Menurut Moeldoko penggunaan pupuk organik dapat menjadi “penekan” bagi produsen pupuk an-organik. Karena selama ini, produsen an-organik bermain sendiri. Kalau petani beralih atau berbagi, perusahaan pupuk kimia (an-organik) akan kelabakan juga karena pasarnya tergerus.
“Saya memberi semangat kepada petani sawit seluruh Indonesia, karena petani telah menjadi pahlawan ekonomi Indonesia (devisa) dan berpesan tetap mengedepankan protokol kesehatan dalam beraktivitas sawit, ” kata ayah dua anak ini .
Selain masalah pupuk.

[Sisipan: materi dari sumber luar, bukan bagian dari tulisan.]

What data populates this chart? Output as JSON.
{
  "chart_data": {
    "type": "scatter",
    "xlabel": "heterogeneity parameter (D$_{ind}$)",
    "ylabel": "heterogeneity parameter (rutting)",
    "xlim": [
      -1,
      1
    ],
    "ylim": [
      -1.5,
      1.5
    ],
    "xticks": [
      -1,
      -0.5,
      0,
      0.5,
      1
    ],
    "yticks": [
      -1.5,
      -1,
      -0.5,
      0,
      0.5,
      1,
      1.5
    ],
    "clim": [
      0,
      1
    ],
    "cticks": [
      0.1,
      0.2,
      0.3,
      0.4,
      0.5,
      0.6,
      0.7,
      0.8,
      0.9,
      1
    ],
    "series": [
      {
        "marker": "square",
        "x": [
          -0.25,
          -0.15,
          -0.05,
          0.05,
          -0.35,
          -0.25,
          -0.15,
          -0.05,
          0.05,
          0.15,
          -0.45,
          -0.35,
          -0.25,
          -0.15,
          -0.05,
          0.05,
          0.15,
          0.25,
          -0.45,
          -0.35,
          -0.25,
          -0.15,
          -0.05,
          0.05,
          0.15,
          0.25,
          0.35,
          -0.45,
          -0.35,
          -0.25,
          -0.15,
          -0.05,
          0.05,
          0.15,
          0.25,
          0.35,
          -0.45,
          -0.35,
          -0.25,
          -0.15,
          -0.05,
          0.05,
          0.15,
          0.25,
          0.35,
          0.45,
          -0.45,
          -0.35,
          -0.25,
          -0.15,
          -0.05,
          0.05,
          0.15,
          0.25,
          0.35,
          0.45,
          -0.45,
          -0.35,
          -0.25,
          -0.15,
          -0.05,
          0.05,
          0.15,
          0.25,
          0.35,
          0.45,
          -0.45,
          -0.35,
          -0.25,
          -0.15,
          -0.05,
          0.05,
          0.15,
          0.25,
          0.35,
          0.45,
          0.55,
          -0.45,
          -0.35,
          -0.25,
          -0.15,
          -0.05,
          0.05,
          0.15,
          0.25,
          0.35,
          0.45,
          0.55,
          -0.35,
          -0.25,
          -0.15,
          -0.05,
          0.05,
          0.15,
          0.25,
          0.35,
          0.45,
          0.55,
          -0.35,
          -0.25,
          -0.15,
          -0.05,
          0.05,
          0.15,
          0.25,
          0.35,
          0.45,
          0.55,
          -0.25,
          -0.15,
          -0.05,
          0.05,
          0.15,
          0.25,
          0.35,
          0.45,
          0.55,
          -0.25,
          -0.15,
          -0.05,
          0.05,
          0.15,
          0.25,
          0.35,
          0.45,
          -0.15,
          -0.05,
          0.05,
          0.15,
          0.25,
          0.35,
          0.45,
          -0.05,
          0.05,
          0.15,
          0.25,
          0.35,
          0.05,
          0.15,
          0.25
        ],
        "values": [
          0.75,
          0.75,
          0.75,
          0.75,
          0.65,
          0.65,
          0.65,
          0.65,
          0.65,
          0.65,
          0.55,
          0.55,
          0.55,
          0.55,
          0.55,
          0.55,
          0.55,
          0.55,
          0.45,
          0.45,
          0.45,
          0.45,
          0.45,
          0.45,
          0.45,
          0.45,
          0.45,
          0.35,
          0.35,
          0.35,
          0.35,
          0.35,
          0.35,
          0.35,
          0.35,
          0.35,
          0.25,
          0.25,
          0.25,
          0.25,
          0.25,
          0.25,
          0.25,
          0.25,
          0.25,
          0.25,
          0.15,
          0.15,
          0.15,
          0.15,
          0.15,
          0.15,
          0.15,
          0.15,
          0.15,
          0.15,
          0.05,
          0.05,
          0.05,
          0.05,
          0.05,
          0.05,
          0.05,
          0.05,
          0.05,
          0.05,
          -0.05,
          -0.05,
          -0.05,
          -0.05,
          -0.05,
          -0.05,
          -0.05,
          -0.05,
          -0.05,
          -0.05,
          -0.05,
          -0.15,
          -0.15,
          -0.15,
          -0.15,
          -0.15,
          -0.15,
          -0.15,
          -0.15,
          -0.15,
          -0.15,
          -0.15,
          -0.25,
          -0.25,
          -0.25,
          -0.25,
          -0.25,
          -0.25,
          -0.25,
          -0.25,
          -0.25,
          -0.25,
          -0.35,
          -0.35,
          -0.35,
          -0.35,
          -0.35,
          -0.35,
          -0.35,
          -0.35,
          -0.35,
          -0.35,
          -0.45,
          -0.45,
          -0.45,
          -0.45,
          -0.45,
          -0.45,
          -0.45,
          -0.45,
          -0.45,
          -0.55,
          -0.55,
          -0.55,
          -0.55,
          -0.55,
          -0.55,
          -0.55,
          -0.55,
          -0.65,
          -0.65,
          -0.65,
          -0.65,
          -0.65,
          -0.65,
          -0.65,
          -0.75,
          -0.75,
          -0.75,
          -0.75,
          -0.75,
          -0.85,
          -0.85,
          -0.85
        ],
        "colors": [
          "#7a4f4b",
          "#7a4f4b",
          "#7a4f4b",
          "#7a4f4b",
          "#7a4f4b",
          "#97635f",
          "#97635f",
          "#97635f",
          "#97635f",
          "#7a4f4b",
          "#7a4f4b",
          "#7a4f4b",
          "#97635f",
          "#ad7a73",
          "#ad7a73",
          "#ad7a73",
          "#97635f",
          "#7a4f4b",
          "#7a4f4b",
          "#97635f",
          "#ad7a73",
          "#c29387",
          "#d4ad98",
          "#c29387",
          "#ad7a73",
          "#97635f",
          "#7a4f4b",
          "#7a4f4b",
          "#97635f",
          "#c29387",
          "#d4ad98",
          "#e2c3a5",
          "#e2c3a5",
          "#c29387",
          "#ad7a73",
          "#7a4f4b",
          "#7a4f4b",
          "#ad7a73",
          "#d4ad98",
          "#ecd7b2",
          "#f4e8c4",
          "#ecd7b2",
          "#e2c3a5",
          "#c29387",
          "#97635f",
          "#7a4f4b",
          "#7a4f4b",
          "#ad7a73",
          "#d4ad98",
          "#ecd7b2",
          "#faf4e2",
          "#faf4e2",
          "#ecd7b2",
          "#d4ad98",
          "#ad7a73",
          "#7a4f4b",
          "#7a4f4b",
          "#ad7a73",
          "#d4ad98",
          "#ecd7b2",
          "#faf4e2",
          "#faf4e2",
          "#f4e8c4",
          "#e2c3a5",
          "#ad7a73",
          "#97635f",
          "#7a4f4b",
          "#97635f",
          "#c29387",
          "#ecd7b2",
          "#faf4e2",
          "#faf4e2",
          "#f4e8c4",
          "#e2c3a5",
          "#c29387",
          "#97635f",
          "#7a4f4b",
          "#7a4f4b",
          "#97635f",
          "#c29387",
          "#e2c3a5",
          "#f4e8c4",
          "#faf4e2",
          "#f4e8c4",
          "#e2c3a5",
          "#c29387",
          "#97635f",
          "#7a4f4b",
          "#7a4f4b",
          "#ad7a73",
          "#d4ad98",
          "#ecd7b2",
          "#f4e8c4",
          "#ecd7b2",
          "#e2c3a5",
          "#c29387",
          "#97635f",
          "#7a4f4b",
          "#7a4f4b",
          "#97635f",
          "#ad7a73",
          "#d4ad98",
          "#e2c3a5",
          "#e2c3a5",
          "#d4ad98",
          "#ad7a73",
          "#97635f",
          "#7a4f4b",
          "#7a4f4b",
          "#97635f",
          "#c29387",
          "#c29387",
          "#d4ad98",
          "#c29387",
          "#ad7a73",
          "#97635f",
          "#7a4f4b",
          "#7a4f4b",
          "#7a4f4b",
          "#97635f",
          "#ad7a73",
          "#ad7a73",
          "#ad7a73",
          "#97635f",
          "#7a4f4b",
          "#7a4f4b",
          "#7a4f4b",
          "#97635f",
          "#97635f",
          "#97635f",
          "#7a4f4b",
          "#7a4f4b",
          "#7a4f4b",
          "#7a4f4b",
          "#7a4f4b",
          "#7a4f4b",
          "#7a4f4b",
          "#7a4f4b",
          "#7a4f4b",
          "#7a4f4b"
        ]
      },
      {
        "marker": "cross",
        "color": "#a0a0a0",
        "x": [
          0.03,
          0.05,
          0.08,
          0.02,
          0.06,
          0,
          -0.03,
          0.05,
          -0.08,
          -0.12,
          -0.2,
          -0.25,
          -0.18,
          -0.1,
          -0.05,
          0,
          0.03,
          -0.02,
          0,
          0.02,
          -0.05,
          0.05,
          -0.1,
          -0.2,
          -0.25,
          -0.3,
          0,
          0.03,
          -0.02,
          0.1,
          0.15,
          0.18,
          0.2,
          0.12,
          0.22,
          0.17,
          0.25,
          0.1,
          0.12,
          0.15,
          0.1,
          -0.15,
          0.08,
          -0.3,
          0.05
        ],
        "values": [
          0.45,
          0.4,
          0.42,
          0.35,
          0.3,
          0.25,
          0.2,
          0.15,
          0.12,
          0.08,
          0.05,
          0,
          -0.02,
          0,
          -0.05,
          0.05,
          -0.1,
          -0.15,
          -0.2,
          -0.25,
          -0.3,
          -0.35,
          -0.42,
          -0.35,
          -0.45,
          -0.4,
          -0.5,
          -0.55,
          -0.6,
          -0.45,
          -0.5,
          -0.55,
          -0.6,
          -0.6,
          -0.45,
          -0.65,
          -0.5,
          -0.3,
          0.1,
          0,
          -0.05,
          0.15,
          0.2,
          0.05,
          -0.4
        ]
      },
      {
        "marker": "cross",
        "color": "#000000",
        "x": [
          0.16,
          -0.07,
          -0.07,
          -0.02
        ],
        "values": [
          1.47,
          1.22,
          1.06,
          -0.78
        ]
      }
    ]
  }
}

Gulat juga melaporkan bahwa lambatnya capaian PSR Petani dikarenaka 84% petani sawit gagal usul PSR. Penyebab utamanya rekomendasi teknis ditolak Ditjen Perkebunan karena terindikasi dalam kawasan hutan.
“Padahal beberapa kali rapat koordinasi Percepatan PSR antara Dirjenbun-KLHK, BPDPKS, APKASINDO dan GAPKI selalu dikatakan tidak ada masalah lagi dengan kawasan hutan. Faktanya usulan pekebun 84% berguguran karena kawasan hutan,” ujar Gulat.